Table 1. Average and standard deviation of the symmetric point-to-plane L2 errors on the MICC dataset (in mm).
Fig. 3.
figure 3

The error map comparisons with Deng et al. [9], MVFNet [44], MGCNet [30] on the MICC dataset.

Fig. 4.
figure 4

Geometry comparisons with RingNet [28], Dent et al. [9], MVFNet [44], MGCNet [30] on the MICC dataset.
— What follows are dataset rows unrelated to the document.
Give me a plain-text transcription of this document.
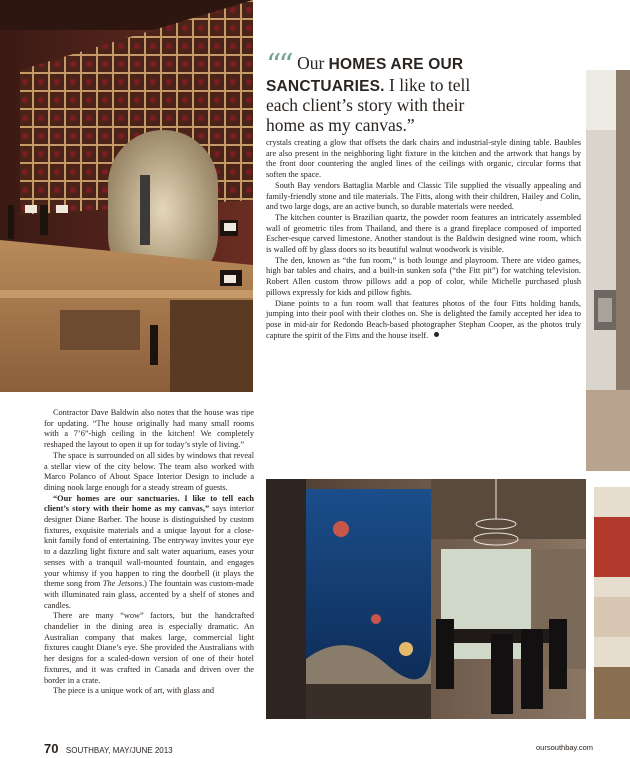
““ Our HOMES ARE OUR SANCTUARIES. I like to tell each client’s story with their home as my canvas.”

crystals creating a glow that offsets the dark chairs and industrial-style dining table. Baubles are also present in the neighboring light fixture in the kitchen and the artwork that hangs by the front door countering the angled lines of the ceilings with organic, circular forms that soften the space.

South Bay vendors Battaglia Marble and Classic Tile supplied the visually appealing and family-friendly stone and tile materials. The Fitts, along with their children, Hailey and Colin, and two large dogs, are an active bunch, so durable materials were needed.

The kitchen counter is Brazilian quartz, the powder room features an intricately assembled wall of geometric tiles from Thailand, and there is a grand fireplace composed of imported Escher-esque carved limestone. Another standout is the Baldwin designed wine room, which is walled off by glass doors so its beautiful walnut woodwork is visible.

The den, known as “the fun room,” is both lounge and playroom. There are video games, high bar tables and chairs, and a built-in sunken sofa (“the Fitt pit”) for watching television. Robert Allen custom throw pillows add a pop of color, while Michelle purchased plush pillows expressly for kids and pillow fights.

Diane points to a fun room wall that features photos of the four Fitts holding hands, jumping into their pool with their clothes on. She is delighted the family accepted her idea to pose in mid-air for Redondo Beach-based photographer Stephan Cooper, as the photos truly capture the spirit of the Fitts and the house itself.

Contractor Dave Baldwin also notes that the house was ripe for updating. “The house originally had many small rooms with a 7’6”-high ceiling in the kitchen! We completely reshaped the layout to open it up for today’s style of living.”

The space is surrounded on all sides by windows that reveal a stellar view of the city below. The team also worked with Marco Polanco of About Space Interior Design to include a dining nook large enough for a steady stream of guests.

“Our homes are our sanctuaries. I like to tell each client’s story with their home as my canvas,” says interior designer Diane Barber. The house is distinguished by custom fixtures, exquisite materials and a unique layout for a close-knit family fond of entertaining. The entryway invites your eye to a dazzling light fixture and salt water aquarium, eases your senses with a tranquil wall-mounted fountain, and engages your whimsy if you happen to ring the doorbell (it plays the theme song from The Jetsons.) The fountain was custom-made with illuminated rain glass, accented by a shelf of stones and candles.

There are many “wow” factors, but the handcrafted chandelier in the dining area is especially dramatic. An Australian company that makes large, commercial light fixtures caught Diane’s eye. She provided the Australians with her designs for a scaled-down version of one of their hotel fixtures, and it was crafted in Canada and driven over the border in a crate.

The piece is a unique work of art, with glass and

70 SOUTHBAY, MAY/JUNE 2013	oursouthbay.com
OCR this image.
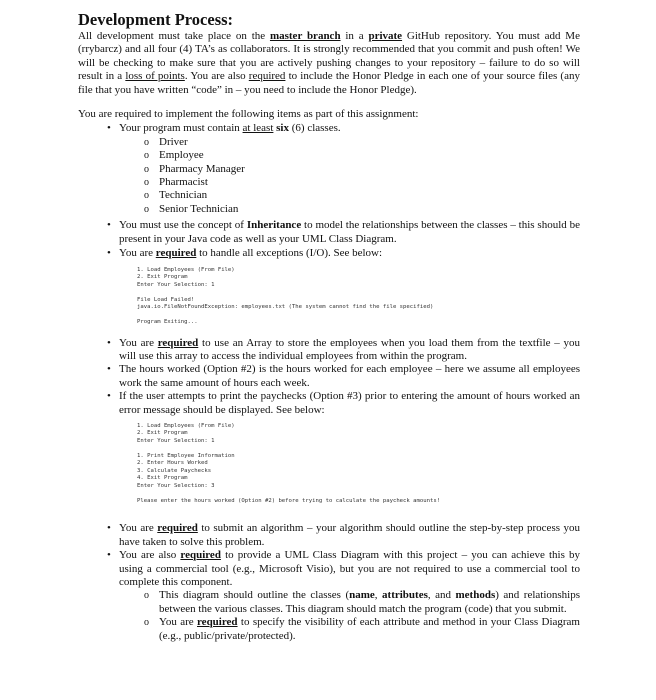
Development Process:

All development must take place on the master branch in a private GitHub repository. You must add Me (rrybarcz) and all four (4) TA’s as collaborators. It is strongly recommended that you commit and push often! We will be checking to make sure that you are actively pushing changes to your repository – failure to do so will result in a loss of points. You are also required to include the Honor Pledge in each one of your source files (any file that you have written “code” in – you need to include the Honor Pledge).

You are required to implement the following items as part of this assignment:

• Your program must contain at least six (6) classes.
o Driver
o Employee
o Pharmacy Manager
o Pharmacist
o Technician
o Senior Technician
• You must use the concept of Inheritance to model the relationships between the classes – this should be present in your Java code as well as your UML Class Diagram.
• You are required to handle all exceptions (I/O). See below:
1. Load Employees (From File)
2. Exit Program
Enter Your Selection: 1

File Load Failed!
java.io.FileNotFoundException: employees.txt (The system cannot find the file specified)

Program Exiting...
• You are required to use an Array to store the employees when you load them from the textfile – you will use this array to access the individual employees from within the program.
• The hours worked (Option #2) is the hours worked for each employee – here we assume all employees work the same amount of hours each week.
• If the user attempts to print the paychecks (Option #3) prior to entering the amount of hours worked an error message should be displayed. See below:
1. Load Employees (From File)
2. Exit Program
Enter Your Selection: 1

1. Print Employee Information
2. Enter Hours Worked
3. Calculate Paychecks
4. Exit Program
Enter Your Selection: 3

Please enter the hours worked (Option #2) before trying to calculate the paycheck amounts!
• You are required to submit an algorithm – your algorithm should outline the step-by-step process you have taken to solve this problem.
• You are also required to provide a UML Class Diagram with this project – you can achieve this by using a commercial tool (e.g., Microsoft Visio), but you are not required to use a commercial tool to complete this component.
o This diagram should outline the classes (name, attributes, and methods) and relationships between the various classes. This diagram should match the program (code) that you submit.
o You are required to specify the visibility of each attribute and method in your Class Diagram (e.g., public/private/protected).
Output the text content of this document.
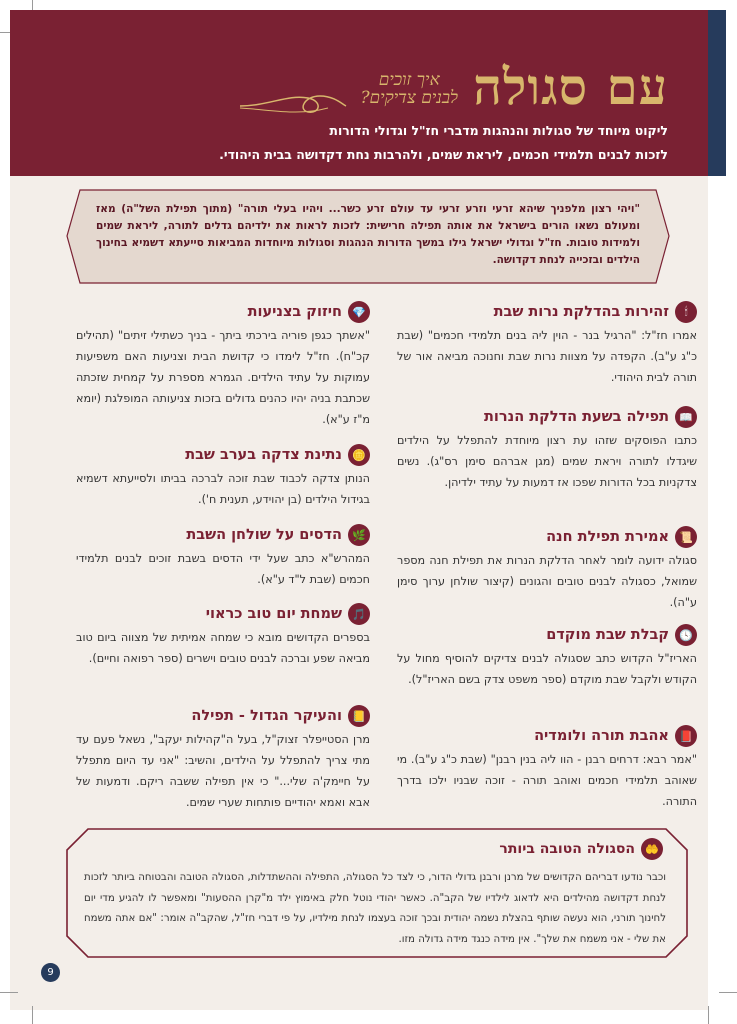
עם סגולה
איך זוכים
לבנים צדיקים?
ליקוט מיוחד של סגולות והנהגות מדברי חז"ל וגדולי הדורות
לזכות לבנים תלמידי חכמים, ליראת שמים, ולהרבות נחת דקדושה בבית היהודי.
"ויהי רצון מלפניך שיהא זרעי וזרע זרעי עד עולם זרע כשר... ויהיו בעלי תורה" (מתוך תפילת השל"ה) מאז ומעולם נשאו הורים בישראל את אותה תפילה חרישית: לזכות לראות את ילדיהם גדלים לתורה, ליראת שמים ולמידות טובות. חז"ל וגדולי ישראל גילו במשך הדורות הנהגות וסגולות מיוחדות המביאות סייעתא דשמיא בחינוך הילדים ובזכייה לנחת דקדושה.
🕯
זהירות בהדלקת נרות שבת
אמרו חז"ל: "הרגיל בנר - הוין ליה בנים תלמידי חכמים" (שבת כ"ג ע"ב). הקפדה על מצוות נרות שבת וחנוכה מביאה אור של תורה לבית היהודי.
📖
תפילה בשעת הדלקת הנרות
כתבו הפוסקים שזהו עת רצון מיוחדת להתפלל על הילדים שיגדלו לתורה ויראת שמים (מגן אברהם סימן רס"ג). נשים צדקניות בכל הדורות שפכו אז דמעות על עתיד ילדיהן.
📜
אמירת תפילת חנה
סגולה ידועה לומר לאחר הדלקת הנרות את תפילת חנה מספר שמואל, כסגולה לבנים טובים והגונים (קיצור שולחן ערוך סימן ע"ה).
🕓
קבלת שבת מוקדם
האריז"ל הקדוש כתב שסגולה לבנים צדיקים להוסיף מחול על הקודש ולקבל שבת מוקדם (ספר משפט צדק בשם האריז"ל).
📕
אהבת תורה ולומדיה
"אמר רבא: דרחים רבנן - הוו ליה בנין רבנן" (שבת כ"ג ע"ב). מי שאוהב תלמידי חכמים ואוהב תורה - זוכה שבניו ילכו בדרך התורה.
💎
חיזוק בצניעות
"אשתך כגפן פוריה בירכתי ביתך - בניך כשתילי זיתים" (תהילים קכ"ח). חז"ל לימדו כי קדושת הבית וצניעות האם משפיעות עמוקות על עתיד הילדים. הגמרא מספרת על קמחית שזכתה שכתבת בניה יהיו כהנים גדולים בזכות צניעותה המופלגת (יומא מ"ז ע"א).
🪙
נתינת צדקה בערב שבת
הנותן צדקה לכבוד שבת זוכה לברכה בביתו ולסייעתא דשמיא בגידול הילדים (בן יהוידע, תענית ח').
🌿
הדסים על שולחן השבת
המהרש"א כתב שעל ידי הדסים בשבת זוכים לבנים תלמידי חכמים (שבת ל"ד ע"א).
🎵
שמחת יום טוב כראוי
בספרים הקדושים מובא כי שמחה אמיתית של מצווה ביום טוב מביאה שפע וברכה לבנים טובים וישרים (ספר רפואה וחיים).
📒
והעיקר הגדול - תפילה
מרן הסטייפלר זצוק"ל, בעל ה"קהילות יעקב", נשאל פעם עד מתי צריך להתפלל על הילדים, והשיב: "אני עד היום מתפלל על חיימק'ה שלי..." כי אין תפילה ששבה ריקם. ודמעות של אבא ואמא יהודיים פותחות שערי שמים.
🤲
הסגולה הטובה ביותר
וכבר נודעו דבריהם הקדושים של מרנן ורבנן גדולי הדור, כי לצד כל הסגולה, התפילה וההשתדלות, הסגולה הטובה והבטוחה ביותר לזכות לנחת דקדושה מהילדים היא לדאוג לילדיו של הקב"ה. כאשר יהודי נוטל חלק באימוץ ילד מ"קרן ההסעות" ומאפשר לו להגיע מדי יום לחינוך תורני, הוא נעשה שותף בהצלת נשמה יהודית ובכך זוכה בעצמו לנחת מילדיו, על פי דברי חז"ל, שהקב"ה אומר: "אם אתה משמח את שלי - אני משמח את שלך". אין מידה כנגד מידה גדולה מזו.
9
5.2 Qualitative Comparisons

We present some visual examples from the MICC dataset. We compared our methods with RingNet [28], Deng et al. [9], MVFNet [44] and MGCNet [30]. From the front view images, Fig. 4 shows that the overall face shapes reconstructed by our method and Deng et al. [9] are more fidelity than the other methods. For the side views images, although MGCNet [30] and Deng el al. [9] have achieved better pose estimation than MVFNet [44] and RingNet [28], there still exits obvious misalignment at the forehead region. While our method achieves better face alignment than the other methods by better exploring of multi-view information. More Visual comparisons in different facial expressions will be showed in Supplementary Material.

6 Conclusion

We have proposed a novel multi-view 3D morphable face reconstruction method via canonical volume fusion and demonstrated the advantages of explicitly establishing dense feature correspondences to solve the depth ambiguity in the multi-view reconstruction task. Besides, we introduced an easy-implemented and effective mechanism called test-time optimization, which refines the outputs of CNNs and obtain more accurate results. Our methods outperforms the state-of-art methods in both quantitative and qualitative.